氧化亞銅薄膜之高功率脈衝磁控濺鍍製程開發及其在鈣鈦礦太陽能電池之應用

Abstract

太陽能是一種可再生能源，可以利用潔淨的能源技術將其轉換為電能。本研究第一部分運用直流磁控濺鍍(DCMS)以不同氧流率比(fO2)濺鍍p型CuxO薄膜作為鈣鈦礦太陽能電池的電洞傳輸層。研究發現在fO2=17.5%時可獲得較佳之能量轉換效率7.90%。接著我們改變不同Cu2O薄膜之厚度，發現膜層越薄效率越高，在膜厚5 nm時其能量轉換效率可升高至9.37%。隨後採用高功率脈衝磁控濺鍍(HiPIMS)系統鍍製p型Cu2O薄膜，元件之效率可達10.29%。

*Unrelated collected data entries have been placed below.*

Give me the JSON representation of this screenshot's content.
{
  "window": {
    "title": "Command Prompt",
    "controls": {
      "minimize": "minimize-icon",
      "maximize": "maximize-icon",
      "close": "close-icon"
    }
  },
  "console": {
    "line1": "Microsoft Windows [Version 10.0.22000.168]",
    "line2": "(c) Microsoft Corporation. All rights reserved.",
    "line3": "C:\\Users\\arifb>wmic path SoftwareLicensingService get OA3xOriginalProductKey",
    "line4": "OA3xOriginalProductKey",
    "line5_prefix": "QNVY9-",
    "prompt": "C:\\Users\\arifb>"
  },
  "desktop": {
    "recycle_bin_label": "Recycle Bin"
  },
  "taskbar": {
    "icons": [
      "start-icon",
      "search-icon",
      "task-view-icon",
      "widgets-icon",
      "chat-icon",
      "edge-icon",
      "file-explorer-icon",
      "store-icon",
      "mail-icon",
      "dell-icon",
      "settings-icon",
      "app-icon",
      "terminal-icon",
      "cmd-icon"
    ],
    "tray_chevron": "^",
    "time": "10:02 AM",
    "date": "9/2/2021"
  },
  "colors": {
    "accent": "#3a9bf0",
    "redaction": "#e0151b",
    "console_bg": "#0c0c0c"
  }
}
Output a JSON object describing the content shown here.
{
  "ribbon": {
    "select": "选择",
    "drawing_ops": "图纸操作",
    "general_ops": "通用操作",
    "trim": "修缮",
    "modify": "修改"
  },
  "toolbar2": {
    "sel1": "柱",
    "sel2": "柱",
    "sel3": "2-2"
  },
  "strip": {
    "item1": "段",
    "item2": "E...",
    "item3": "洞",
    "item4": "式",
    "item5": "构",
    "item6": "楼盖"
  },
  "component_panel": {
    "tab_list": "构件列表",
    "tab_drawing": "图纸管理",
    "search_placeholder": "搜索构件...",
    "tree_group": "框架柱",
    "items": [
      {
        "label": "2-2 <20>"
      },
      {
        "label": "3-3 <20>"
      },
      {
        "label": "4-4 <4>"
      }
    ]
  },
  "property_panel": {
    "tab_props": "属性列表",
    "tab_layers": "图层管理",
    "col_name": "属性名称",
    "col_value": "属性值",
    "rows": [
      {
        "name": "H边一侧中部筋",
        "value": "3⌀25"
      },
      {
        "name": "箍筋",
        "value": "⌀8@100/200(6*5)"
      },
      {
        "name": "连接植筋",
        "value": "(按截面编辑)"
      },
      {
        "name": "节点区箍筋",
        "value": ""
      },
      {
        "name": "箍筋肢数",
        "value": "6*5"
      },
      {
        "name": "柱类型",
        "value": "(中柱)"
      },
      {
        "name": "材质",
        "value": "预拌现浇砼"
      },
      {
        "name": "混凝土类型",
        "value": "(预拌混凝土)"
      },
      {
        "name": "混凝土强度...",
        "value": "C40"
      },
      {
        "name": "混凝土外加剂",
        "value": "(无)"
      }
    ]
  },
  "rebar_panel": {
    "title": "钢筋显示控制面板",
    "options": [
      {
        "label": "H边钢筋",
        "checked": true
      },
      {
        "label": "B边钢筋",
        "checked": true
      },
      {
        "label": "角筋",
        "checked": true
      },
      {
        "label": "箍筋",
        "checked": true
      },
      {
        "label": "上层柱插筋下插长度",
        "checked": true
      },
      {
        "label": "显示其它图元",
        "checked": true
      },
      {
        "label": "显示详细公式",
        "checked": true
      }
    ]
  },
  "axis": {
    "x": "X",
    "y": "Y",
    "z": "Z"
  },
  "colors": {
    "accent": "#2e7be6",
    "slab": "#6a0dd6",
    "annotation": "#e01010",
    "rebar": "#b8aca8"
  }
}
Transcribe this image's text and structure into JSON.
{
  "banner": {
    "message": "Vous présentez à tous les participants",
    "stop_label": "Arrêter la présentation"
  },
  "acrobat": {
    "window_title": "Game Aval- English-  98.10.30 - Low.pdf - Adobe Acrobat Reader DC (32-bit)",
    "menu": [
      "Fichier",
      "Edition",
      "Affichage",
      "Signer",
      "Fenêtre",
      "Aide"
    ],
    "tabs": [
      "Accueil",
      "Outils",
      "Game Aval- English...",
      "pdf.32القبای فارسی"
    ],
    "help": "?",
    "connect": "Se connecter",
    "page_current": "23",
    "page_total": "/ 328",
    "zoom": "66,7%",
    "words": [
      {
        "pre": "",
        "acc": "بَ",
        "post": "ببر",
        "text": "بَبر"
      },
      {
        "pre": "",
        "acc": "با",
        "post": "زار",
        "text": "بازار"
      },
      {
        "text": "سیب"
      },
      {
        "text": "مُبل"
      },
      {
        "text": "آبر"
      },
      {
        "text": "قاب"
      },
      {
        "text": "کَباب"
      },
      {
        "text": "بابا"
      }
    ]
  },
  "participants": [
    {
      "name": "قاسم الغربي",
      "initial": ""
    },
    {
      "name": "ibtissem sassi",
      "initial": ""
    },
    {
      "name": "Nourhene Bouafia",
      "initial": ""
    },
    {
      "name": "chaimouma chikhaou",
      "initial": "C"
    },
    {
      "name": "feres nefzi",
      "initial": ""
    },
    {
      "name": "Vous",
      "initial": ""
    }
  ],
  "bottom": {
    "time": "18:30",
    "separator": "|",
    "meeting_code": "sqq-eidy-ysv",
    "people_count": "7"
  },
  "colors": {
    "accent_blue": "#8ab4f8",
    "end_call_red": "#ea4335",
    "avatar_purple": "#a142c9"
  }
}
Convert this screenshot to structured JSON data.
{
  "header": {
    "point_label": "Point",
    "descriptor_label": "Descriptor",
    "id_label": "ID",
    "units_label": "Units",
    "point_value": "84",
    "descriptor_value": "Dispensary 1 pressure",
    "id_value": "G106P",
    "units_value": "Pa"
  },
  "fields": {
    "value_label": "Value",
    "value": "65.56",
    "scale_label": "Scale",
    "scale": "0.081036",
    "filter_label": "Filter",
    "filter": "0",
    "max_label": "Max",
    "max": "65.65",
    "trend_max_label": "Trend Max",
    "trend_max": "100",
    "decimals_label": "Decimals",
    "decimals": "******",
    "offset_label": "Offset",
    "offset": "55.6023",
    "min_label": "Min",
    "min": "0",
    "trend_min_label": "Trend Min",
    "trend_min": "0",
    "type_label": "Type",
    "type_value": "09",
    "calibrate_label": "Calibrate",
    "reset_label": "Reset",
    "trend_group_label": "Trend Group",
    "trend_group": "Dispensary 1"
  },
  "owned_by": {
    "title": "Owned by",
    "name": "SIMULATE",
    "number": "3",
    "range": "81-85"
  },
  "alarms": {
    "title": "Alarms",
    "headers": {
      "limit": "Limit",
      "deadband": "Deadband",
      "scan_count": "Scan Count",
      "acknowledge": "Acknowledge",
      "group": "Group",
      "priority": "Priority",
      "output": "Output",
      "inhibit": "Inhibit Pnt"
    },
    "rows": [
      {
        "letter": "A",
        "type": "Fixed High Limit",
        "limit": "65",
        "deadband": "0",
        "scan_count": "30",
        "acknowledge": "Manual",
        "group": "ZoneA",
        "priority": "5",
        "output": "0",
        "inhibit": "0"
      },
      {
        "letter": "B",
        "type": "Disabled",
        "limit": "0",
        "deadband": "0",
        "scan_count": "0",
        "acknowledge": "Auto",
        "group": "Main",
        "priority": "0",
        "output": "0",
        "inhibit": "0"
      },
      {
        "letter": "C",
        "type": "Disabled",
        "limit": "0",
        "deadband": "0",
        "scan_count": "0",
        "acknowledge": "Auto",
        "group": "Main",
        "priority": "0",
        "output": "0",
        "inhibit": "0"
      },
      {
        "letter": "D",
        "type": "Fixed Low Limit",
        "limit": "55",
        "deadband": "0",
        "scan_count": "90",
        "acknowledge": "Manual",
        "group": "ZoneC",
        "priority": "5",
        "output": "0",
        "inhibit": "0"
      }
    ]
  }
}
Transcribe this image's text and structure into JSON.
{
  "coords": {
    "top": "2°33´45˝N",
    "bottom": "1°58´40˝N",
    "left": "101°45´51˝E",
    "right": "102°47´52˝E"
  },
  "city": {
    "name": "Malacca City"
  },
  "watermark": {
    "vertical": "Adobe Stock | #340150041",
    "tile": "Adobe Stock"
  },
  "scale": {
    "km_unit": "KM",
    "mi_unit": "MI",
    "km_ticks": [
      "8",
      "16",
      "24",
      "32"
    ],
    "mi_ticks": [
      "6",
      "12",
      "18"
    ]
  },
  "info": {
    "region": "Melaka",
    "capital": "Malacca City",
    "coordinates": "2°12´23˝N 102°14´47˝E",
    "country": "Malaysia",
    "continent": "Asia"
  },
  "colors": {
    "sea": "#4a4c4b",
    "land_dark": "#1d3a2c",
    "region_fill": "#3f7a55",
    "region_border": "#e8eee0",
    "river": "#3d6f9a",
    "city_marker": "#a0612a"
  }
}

因為HiPIMS具有高離化率的特點，鍍膜之薄膜更緻密且具有低表面粗糙度，此有助於減少薄膜內或界面的缺陷，使漏電流下降。進一步運用HiPIMS搭配中頻電源之疊加型高功率脈衝磁控濺鍍(疊加型HiPIMS)系統製備p型Cu2O薄膜以應用於鈣鈦礦太陽能電池之電洞傳輸層(HTL)，其能量轉換效率可進一步提升至15.20%，短路電流密度(Jsc)、開路電壓(Voc)和填充因子(FF)值分別為20.57 mA/cm2、0.977 V和76.5%，此能量轉換效率為近年在全世界採用各種不同製程之單層Cu2O薄膜應用於鈣鈦礦太陽能電池的電洞傳輸層之所有團隊中居於領先地位。 接著第二部分我們更進一步採用疊加型HiPIMS p型Cu2O薄膜並塗佈sol-gel NiO薄膜以形成雙層(疊加型HiPIMS Cu2O+濕式NiO)電洞傳輸層，研究發現元件能量轉換效率可再提升至20.15%，其Jsc、Voc和 FF值也分別再升高為23.26 mA/cm2、1.096V和79.0%。最後將元件放置於手套箱內測試其保存1000小時以上之元件穩定性，結果發現疊加型HiPIMS Cu2O單層電洞傳輸層元件仍可維持98%的初始效率，而雙層(疊加型HiPIMS Cu2O+濕式NiO)電洞傳輸層更可維持99.4%的初始效率。相較於文獻採用有機高分子電洞傳輸層在相同的測試環境及時間下元件效率僅剩下70~90%之間，顯然本研究採用無機p型氧化物薄膜作為鈣鈦礦太陽能電池電洞傳輸層不僅可獲得高能量轉換效率，同時也具有優異的界面穩定性及耐久性。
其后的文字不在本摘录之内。